Showers & Bathrooms


Bathroom Flooring Tips - How To Lay A Sub-floor

Before you fit any type of bathroom flooring, it’s essential to make sure the sub-floor is prepared adequately to ensure it’s ready to take the flooring.  This is especially crucial in bathrooms, where the high moisture levels in the air can make any flooring more susceptible to damage.  How you should prepare your sub-floor depends on whether your bathroom floor is wooden or concrete.

Because it’s rigid, concrete makes a good base for flooring.  If you’ve got a new screed, it can take several months for the concrete to dry out completely before a new floor can be laid over it.  With old screed, you will need to make sure you’ve got a level surface, by either filling holes or applying a self-leveling compound.  Start by using a hammer and chisel to remove any lumps of concrete sticking up on the surface, as these could damage the new flooring.  Use either mortar or self-leveling compound to fill in any noticeable holes or dips.  Make sure there are no patches of bitumen left over from a previous floor covering, as this can stop the self-leveling compound settling properly.
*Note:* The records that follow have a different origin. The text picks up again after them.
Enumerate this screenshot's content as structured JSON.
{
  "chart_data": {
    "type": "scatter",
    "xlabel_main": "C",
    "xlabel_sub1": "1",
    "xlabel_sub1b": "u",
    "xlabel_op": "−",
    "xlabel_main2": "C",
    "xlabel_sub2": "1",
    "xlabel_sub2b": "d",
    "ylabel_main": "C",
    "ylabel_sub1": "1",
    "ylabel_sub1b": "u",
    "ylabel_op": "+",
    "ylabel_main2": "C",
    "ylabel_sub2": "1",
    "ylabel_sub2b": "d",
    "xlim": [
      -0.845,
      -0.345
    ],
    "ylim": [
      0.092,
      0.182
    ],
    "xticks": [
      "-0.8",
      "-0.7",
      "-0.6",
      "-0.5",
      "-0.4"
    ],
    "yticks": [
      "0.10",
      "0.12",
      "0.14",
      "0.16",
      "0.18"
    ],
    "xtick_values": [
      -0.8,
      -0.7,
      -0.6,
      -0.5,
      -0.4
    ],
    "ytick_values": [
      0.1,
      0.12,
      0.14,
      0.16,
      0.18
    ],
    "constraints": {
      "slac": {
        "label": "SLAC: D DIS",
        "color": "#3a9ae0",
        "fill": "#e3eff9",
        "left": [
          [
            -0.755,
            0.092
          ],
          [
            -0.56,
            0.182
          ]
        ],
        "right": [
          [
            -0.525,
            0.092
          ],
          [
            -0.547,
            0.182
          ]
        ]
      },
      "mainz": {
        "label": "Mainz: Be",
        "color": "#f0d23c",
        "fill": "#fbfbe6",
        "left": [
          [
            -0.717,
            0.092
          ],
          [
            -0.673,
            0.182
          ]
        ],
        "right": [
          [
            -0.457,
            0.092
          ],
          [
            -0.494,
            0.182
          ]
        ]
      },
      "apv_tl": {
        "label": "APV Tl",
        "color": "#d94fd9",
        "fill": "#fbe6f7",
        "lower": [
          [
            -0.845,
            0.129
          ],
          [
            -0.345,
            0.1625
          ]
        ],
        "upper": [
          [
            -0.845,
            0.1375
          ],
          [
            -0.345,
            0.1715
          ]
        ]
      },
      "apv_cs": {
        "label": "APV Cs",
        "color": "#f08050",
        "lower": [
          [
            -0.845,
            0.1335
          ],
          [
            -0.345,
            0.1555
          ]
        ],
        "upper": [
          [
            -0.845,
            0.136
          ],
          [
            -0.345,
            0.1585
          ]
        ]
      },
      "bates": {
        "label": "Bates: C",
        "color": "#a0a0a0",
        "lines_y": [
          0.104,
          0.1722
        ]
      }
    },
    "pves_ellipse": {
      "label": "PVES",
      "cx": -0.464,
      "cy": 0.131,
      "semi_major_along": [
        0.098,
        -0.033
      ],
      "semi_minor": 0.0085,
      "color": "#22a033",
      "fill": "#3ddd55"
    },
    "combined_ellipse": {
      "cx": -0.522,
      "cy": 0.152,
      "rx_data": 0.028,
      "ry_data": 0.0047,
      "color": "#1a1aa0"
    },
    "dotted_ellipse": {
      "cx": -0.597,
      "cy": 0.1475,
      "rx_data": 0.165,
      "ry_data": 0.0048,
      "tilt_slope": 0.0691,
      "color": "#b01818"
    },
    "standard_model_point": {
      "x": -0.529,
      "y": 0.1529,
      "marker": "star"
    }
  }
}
Once you’ve done this, sweep off any loose dust and debris and apply a PVA solution, made up of 1 part PVA to 5 parts water.  Then, following the user instructions, mix up some self-leveling compound in a bucket to the desired consistency.  Pour this straightaway onto the screed and use a plastering trowel to spread it over the whole floor.  It should dry overnight to produce a level surface.  Once it’s dry, smooth off any rough spots with sandpaper. 

With a wooden floor, what condition it’s in will affect which type of floor covering would be best to use.  It also depends on what type of flooring you’re using as to how you prepare your sub-floor.  For example, if you’re laying vinyl or laminate flooring, a chipboard sub-floor should be sufficient.  But to lay tiles, you’ll have to lay a further sub-floor made from ply.  Bare floorboards will need the most work.

Before you start, make sure that all your floorboards are securely fixed in place if they’re not, screw them into position.  Using screws rather than nails means you can more easily gain access under the floor should you need to in the future.  Be careful not to screw through any pipes or cables.  A good way to level out uneven floorboards is to staple or nail 4ft x 2ft sheets of hardboard over the floor.

To cut hardboard to size, use a craft knife and a straight edge to score the surface, then snap it apart.  Use paper templates to cut the hardboard to fit around tricky bits, such as the base of a pedestal sink.  Cut out the required shape using a jigsaw, before slotting your hardboard into place.